Abgetrennte Gliedmaßen und Fahrradschläuche
Als Rama 2003 einen Goldenen Löwen für ihr Lebenswerk auf der Biennale von Venedig erhielt, war sie bereits 85 Jahre alt und wütend. Den Preis hätte sie fast weggeschmissen. Heute steht er wie beiläufig abgestellt in ihrem Schlafzimmer auf einem Tisch. Nichts ist seit ihrem Tod in den vier Räumen verändert worden. Die letzten Jahre ihres Lebens wurde sie gepflegt von schnell wechselnden Helferinnen. Nur eine Mexikanerin konnte über den schwierigen Charakter triumphieren und wurde dafür mit einem Porträt belohnt, mit Bartstoppeln und groteskem Grinsen.
Manchmal meint man in den finsteren Korridorfluchten Ramas blonde Zopfkrone zu erblicken. Stattdessen sieht man dann aber das Loch in der Wand, das sie selbst verursacht hat, indem sie immer wieder mit einem Ball auf die gleiche Stelle einschlug – der Nachbar unten kann sich immer noch an den Lärm erinnern.

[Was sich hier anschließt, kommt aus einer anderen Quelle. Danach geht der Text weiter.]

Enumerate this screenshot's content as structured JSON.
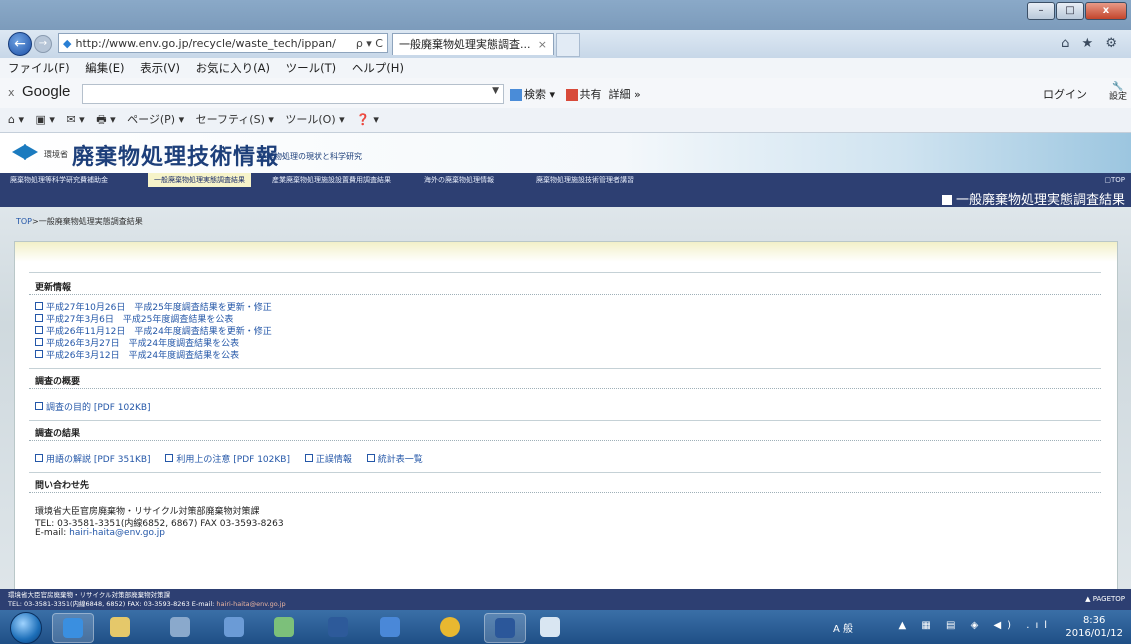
{
  "browser": {
    "window_buttons": {
      "minimize": "–",
      "maximize": "□",
      "close": "x"
    },
    "back_icon": "back-arrow-icon",
    "address": "http://www.env.go.jp/recycle/waste_tech/ippan/",
    "address_tools": "ρ ▾ C",
    "active_tab": "一般廃棄物処理実態調査...",
    "tab_close": "×",
    "nav_right_icons": "⌂ ★ ⚙",
    "menu": [
      "ファイル(F)",
      "編集(E)",
      "表示(V)",
      "お気に入り(A)",
      "ツール(T)",
      "ヘルプ(H)"
    ],
    "google": {
      "close": "x",
      "logo": "Google",
      "search_value": "",
      "search_label": "検索",
      "share_label": "共有",
      "more_label": "詳細 »",
      "login_label": "ログイン",
      "settings_label": "設定"
    },
    "command_bar": [
      "⌂ ▾",
      "▣ ▾",
      "✉ ▾",
      "🖶 ▾",
      "ページ(P) ▾",
      "セーフティ(S) ▾",
      "ツール(O) ▾",
      "❓ ▾"
    ]
  },
  "site": {
    "ministry": "環境省",
    "title": "廃棄物処理技術情報",
    "subtitle": "廃棄物処理の現状と科学研究",
    "nav": [
      "廃棄物処理等科学研究費補助金",
      "一般廃棄物処理実態調査結果",
      "産業廃棄物処理施設設置費用調査結果",
      "海外の廃棄物処理情報",
      "廃棄物処理施設技術管理者講習"
    ],
    "nav_active_index": 1,
    "top_link": "TOP",
    "page_heading": "一般廃棄物処理実態調査結果",
    "breadcrumb_top": "TOP",
    "breadcrumb_current": ">一般廃棄物処理実態調査結果"
  },
  "content": {
    "updates": {
      "heading": "更新情報",
      "items": [
        "平成27年10月26日　平成25年度調査結果を更新・修正",
        "平成27年3月6日　平成25年度調査結果を公表",
        "平成26年11月12日　平成24年度調査結果を更新・修正",
        "平成26年3月27日　平成24年度調査結果を公表",
        "平成26年3月12日　平成24年度調査結果を公表"
      ]
    },
    "overview": {
      "heading": "調査の概要",
      "items": [
        "調査の目的 [PDF 102KB]"
      ]
    },
    "results": {
      "heading": "調査の結果",
      "items": [
        "用語の解説 [PDF 351KB]",
        "利用上の注意 [PDF 102KB]",
        "正誤情報",
        "統計表一覧"
      ]
    },
    "contact": {
      "heading": "問い合わせ先",
      "org": "環境省大臣官房廃棄物・リサイクル対策部廃棄物対策課",
      "tel": "TEL: 03-3581-3351(内線6852, 6867)  FAX 03-3593-8263",
      "email_label": "E-mail:",
      "email": "hairi-haita@env.go.jp"
    }
  },
  "footer": {
    "org": "環境省大臣官房廃棄物・リサイクル対策部廃棄物対策課",
    "tel": "TEL: 03-3581-3351(内線6848, 6852)  FAX: 03-3593-8263  E-mail:",
    "email": "hairi-haita@env.go.jp",
    "pagetop": "▲ PAGETOP"
  },
  "taskbar": {
    "apps": [
      "ie-icon",
      "explorer-icon",
      "app-icon",
      "app-icon",
      "people-icon",
      "media-icon",
      "app-icon",
      "globe-icon",
      "word-icon",
      "paint-icon"
    ],
    "ime": "A 般",
    "tray_icons": "▲ ▦ ▤ ◈ ◀) .ıl",
    "time": "8:36",
    "date": "2016/01/12"
  },
  "colors": {
    "navy": "#2d3f72",
    "link": "#2457a8",
    "active_tab": "#f6f3c9"
  }
}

Ihre Anhänger, und die kommen inzwischen vor allem aus dem Ausland, können ihr mit Spraydosen, unzähligen Lampen, Keramik, impotenten Fahrradschläuchen, Ausstellungsplakaten, Schuhen, Parfümflaschen, Puppenaugen und Werken befreundeter Künstler vollgestopftes Refugium seit 2019 besichtigen. Es gibt auch Zeichnungen und Gemälde von abgetrennten Gliedmaßen zu sehen, grausame Szenarien ganz in der Tradition surrealistischer Gewaltexzesse.
Über den Tod hinaus
Die Fondazione Sardi per l’Arte erwarb all diese magisch aufgeladenen Objekte von Ramas Erben und schenkte sie dem Verein Archivio Carol Rama. Dieser verwaltet die nationale Schatztruhe und bietet exklusive Führungen an, mit maximal vier Personen für 40 Euro. Das Archiv hat auch einen Catalogue raisoné erstellt, der im April erscheinen soll.
Und wenn man schon den Weg gefunden hat in die Gemächer dieser Löwin "mit den vielen Gesichtern", wie Man Ray über die Freundin sagte, kann man auch gleich schräg gegenüber in der Casa Carlo Mollino vorbeischauen. Selbstverständlich mit vorher beim Leiter Fulvio Ferrari ausgemachten Besuchstermin - auch er ein Exzentriker, dem man Stunden zuhören könnte. Obwohl Mollino gut mit Rama befreundet war, wusste sie nichts von der Existenz seiner geheimgehaltenen und bis ins kleinste Detail durchgestylten Luxusabsteige, nur einem von mehreren Apartments in Turin.
Sie erfuhr von ihr erst nach seinem Tod und war wahrscheinlich nicht froh darüber, dass sie mit diesem Privatmuseum in unmittelbarsten Nähe Konkurrenz bekommen hatte. Zwei Egomanen, die ihre Legenden bis über den Tod hinaus im Griff behielten und vielleicht in manch einer Nacht als Geister in ihren Höhlen immer noch eine Party schmeißen.